Anecdotes are a great way to help us unpack the personal pedagogies with which we work.
Here’s my anecdote:
It’s six weeks ago at 9:15am and five people are sitting in a library computer lab. We’re reading a journal article and it’s quiet. Everyone is reading and sipping from their water bottles or takeaway coffee cups (I know, I know – we’re not supposed to have coffee in the lab but I’ve bent the rule for the circumstances).
As well as the article, each of us has a page of literature evaluation criteria. We are reading an article on the history of sustainability and evaluating it according to the criteria. Four of us have clean, fresh articles and one of us has notes scrawled over her copy. The person with the not-so-fresh copy is me.
I am the teacher (and the students’ liaison librarian). The other four are first year undergraduate Urban and Regional Planning students.
In front of me sits Kathleen, a quietly confident school leaver. Nearby sits Margaret who is about twenty years older, vivacious and at the beginning of a journey to a new career. Behind Margaret is Eric. Eric is young and gives nothing away. He was late to the session today, but much later yesterday (so I’m counting my blessings there). Behind Kathleen is Ethel. Ethel is about the same age as Margaret and she is quietly and actively engaged in the session.
I don’t wonder, even once, about how Margaret and Ethel are going. I do wonder about Eric. He is typing on the computer and I wonder whether he is on his Facebook page. But, something inside tells me not to stroll by him and I think, “He might be typing up his evaluation notes … at least he’s not texting on his phone … we’re sharing our evaluations with each other in a few minutes, he knows that”.
Then I look at Kathleen and I am taken back thirty years. I see myself standing among the book shelves in Central Library at the University of Queensland. It seems quite dark and every book I pick up discusses things that happened before I was alive or when I was a child. I can’t quite connect with what’s in these books and I’m feeling that I’m not quite learning what I should. I come back to the present, look at Kathleen, and wonder if she feels like I did thirty years ago. I think, “I doubt it. She’s confident and a thinker”.
Eric is no longer typing, and it’s time to share our evaluations.
And, here’s what I think the anecdote reveals about my personal pedagogy:
- Connecting with the students as people and learners is important to me – it’s about empathy. After Kathleen shared her evaluation, we explored it a little further as a group and I shared my memory. My sharing led her to reveal that she was also feeling this way which reassured her and created interest from the other students – we began communicating even more as five people rather than four students and one teacher
- Which leads me to something else that I think is important – that I learn much from the students with whom I work and I really value that as a teacher, a librarian and a person. As a librarian it’s critical as it helps me learn basic things about the disciplines that I support and so improves my liaison work as a whole. It also influences how I work with clients in reference interviews
- I thought that I had overcome an insecurity that used to pop up in my teaching sometimes but it’s still there & can rear its head under the right circumstances. I really care about the learning opportunities that I create for students and I care deeply about their learning, but that can lead me to focus on me rather than the students. That showed up in my worries about Eric – was he on Facebook instead of doing the work? I really, really thought that he would be on Facebook but it turned out that he was typing up his evaluation; and a very unique and though-provoking evaluation it was. I was worried that he wasn’t engaged with the learning activity that I created???? That shouldn’t be!!!!

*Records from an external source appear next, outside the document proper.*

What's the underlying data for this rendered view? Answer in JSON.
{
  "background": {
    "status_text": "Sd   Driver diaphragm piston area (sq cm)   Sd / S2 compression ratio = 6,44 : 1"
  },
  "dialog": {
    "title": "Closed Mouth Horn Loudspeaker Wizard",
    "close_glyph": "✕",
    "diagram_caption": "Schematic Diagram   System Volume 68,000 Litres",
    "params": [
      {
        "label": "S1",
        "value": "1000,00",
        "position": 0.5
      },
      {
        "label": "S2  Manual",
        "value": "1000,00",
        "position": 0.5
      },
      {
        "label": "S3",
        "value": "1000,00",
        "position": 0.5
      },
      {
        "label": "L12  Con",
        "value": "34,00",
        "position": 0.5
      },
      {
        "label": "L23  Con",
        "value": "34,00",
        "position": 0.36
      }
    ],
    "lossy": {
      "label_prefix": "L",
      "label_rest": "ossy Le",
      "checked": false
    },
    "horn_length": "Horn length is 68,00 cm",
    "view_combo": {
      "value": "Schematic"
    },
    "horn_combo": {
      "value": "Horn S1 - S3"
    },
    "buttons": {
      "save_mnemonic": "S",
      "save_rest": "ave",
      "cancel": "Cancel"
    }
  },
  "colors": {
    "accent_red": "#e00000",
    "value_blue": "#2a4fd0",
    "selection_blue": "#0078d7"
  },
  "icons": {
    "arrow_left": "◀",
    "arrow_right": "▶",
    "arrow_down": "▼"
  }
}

- Which leads me to another issue. I grew up learning to value independence, and the level of connectedness that comes with constant accessing of phones and Facebook is something that I struggle to deal with sometimes. I don’t understand what it feels like to need to connected like that and so I have to be very conscious of challenging my instincts as I don’t have that empathy to help guide my responses to such dependent behaviour.